The statistics Mullane compiled are revealing. Of the thousands of lifers in the state eligible for parole in a given year, only a handful are found suitable for release—and most of those have their parole overturned by gubernatorial fiat. Pete Wilson approved only 131 lifer paroles during his eight years in office. Gray Davis let out a total of eight in six years. Arnold Schwarzenegger rejected only about three-fourths of the approved paroles that crossed his desk.
This adamant refusal to parole murderers, even if they’ve become model prisoners and fit all the criteria for release, costs the state hundreds of millions of dollars a year. But it’s hardly surprising; what future presidential candidate wants to have the next Willie Horton dogging his or her campaign trail? Yet all of Mullane’s profile subjects eventually did get out, thanks in part to a 2008 California Supreme Court ruling that parole can’t be denied simply because of the heinous nature of the crime. Although the governors invoked public-safety concerns as the justification for their denials, it’s a feeble argument in the case of long-term prisoners with good records. Lifers can get institutionalized and have problems returning to society, but they are statistically less likely to reoffend than younger felons. Mullane contends that it’s the prisoners released with little assistance after serving determinate sentences who pose the greatest safety risk: “Of the 1,000 prisoners paroled by the State of California in the past 21 years who were serving a sentence of life with the possibility of parole for committing murder, not one has committed murder again.”

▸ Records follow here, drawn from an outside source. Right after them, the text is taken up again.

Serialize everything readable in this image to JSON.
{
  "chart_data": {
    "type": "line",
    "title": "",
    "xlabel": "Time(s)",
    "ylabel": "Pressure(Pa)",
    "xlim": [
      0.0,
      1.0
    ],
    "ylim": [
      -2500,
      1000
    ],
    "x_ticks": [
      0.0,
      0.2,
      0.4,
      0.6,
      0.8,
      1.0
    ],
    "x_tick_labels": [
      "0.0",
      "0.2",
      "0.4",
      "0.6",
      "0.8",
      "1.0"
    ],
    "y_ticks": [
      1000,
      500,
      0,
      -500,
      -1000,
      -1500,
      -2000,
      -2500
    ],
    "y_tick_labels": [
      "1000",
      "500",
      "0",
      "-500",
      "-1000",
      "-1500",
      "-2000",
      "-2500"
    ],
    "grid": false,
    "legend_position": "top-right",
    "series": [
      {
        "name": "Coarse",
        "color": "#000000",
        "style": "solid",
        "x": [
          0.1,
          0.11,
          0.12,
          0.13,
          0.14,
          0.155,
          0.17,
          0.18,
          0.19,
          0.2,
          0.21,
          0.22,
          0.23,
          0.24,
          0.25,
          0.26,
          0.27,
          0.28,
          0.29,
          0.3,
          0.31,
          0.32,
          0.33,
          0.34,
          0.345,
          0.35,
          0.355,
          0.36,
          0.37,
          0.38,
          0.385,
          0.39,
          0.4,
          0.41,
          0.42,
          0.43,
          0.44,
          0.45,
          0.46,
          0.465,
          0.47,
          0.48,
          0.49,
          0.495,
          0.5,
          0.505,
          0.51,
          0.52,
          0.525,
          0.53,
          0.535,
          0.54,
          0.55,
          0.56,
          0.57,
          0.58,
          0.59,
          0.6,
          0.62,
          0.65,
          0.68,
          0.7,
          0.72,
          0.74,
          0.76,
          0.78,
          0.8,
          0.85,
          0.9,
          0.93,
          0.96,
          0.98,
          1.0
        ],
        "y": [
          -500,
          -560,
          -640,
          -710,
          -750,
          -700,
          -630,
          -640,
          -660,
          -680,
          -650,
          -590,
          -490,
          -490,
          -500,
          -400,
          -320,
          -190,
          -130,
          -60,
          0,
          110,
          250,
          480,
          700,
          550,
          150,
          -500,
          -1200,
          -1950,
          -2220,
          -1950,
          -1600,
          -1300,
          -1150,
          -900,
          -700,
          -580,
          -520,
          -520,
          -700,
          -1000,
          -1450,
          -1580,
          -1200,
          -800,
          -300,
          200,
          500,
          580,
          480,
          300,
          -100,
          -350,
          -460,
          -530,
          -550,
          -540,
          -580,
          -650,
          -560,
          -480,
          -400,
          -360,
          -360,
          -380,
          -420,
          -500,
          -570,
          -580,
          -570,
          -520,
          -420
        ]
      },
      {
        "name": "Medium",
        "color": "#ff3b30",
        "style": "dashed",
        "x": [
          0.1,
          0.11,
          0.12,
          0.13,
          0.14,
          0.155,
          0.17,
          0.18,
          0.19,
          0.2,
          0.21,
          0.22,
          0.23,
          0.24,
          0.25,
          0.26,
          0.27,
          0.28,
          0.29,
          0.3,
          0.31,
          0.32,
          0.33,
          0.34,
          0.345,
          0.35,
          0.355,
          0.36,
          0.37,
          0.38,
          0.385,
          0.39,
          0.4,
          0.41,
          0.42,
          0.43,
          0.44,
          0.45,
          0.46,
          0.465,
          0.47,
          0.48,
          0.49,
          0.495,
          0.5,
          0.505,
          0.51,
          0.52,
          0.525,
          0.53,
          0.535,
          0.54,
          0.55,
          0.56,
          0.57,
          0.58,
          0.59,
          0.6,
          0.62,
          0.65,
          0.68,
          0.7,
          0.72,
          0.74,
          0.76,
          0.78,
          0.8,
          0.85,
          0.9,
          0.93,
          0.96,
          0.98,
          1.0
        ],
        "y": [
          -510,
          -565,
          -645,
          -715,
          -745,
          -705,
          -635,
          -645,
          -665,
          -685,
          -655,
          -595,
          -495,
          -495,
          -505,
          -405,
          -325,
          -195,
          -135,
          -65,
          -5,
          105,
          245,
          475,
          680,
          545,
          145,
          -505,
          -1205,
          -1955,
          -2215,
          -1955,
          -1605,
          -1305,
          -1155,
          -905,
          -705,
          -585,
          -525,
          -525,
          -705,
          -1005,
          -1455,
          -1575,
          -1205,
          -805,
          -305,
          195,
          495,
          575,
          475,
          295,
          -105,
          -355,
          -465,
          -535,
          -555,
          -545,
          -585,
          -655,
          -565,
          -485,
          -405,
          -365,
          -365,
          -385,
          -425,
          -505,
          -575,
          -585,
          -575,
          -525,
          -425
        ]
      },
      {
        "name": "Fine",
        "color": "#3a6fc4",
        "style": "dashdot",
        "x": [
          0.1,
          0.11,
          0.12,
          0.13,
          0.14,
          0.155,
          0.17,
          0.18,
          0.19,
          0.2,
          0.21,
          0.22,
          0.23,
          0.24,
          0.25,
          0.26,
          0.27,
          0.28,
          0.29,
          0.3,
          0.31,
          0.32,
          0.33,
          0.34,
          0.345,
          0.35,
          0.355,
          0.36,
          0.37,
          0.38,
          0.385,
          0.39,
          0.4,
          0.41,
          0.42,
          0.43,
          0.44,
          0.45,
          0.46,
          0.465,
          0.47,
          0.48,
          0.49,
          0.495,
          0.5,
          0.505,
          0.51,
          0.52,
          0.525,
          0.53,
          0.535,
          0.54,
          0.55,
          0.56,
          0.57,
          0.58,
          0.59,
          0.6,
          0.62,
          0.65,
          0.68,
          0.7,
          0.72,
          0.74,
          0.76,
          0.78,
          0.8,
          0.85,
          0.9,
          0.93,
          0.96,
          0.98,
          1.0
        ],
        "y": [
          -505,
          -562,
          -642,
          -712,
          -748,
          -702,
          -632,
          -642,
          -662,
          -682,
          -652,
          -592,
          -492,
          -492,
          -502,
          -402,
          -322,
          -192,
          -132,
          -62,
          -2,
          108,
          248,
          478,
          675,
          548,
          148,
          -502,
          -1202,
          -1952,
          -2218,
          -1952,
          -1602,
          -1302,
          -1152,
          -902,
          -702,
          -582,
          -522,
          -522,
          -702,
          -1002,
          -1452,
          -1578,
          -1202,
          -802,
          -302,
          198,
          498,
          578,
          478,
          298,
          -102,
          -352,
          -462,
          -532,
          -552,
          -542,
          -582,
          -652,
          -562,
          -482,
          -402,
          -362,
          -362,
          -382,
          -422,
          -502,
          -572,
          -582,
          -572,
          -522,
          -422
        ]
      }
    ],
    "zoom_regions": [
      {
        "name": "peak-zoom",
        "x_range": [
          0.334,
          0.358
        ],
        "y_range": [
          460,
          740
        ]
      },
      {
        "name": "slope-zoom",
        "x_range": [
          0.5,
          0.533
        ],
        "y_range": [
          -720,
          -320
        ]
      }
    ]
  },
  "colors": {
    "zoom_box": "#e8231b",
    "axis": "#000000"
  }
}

Mullane chronicles the lives of the five parolees as they leave prison, reunite with long-suffering families, get overwhelmed ordering from menus, and struggle to find work and forge new relationships. The devastation their crimes left behind, not to mention the void in themselves, can’t be easily remedied. (One of the five is the father of two boys who were two and eight years old when he shot the drug dealer who stole his wife; by the time he gets out, they’re in their twenties—and in prison.) Mullane is there to observe many of the events she recounts, in contrast to Kunerth’s more conventional true-crime technique, which involves dramatizing scenes culled from interviews with the participants—a tricky business when the sources’ stories don’t agree. Mullane’s radio-reporter approach seems more intimate at first, but I soon became too conscious of her as a chatty presence in the story, dropping in on the men in the hope of gaining some revelatory bit of action and even inviting the whole crew to Thanksgiving dinner in order to provide a parting scene. The tightwire that parolees must walk isn’t empty of drama, but a successful re-entry doesn’t have a tidy ending, just a slow settling in to something like normalcy.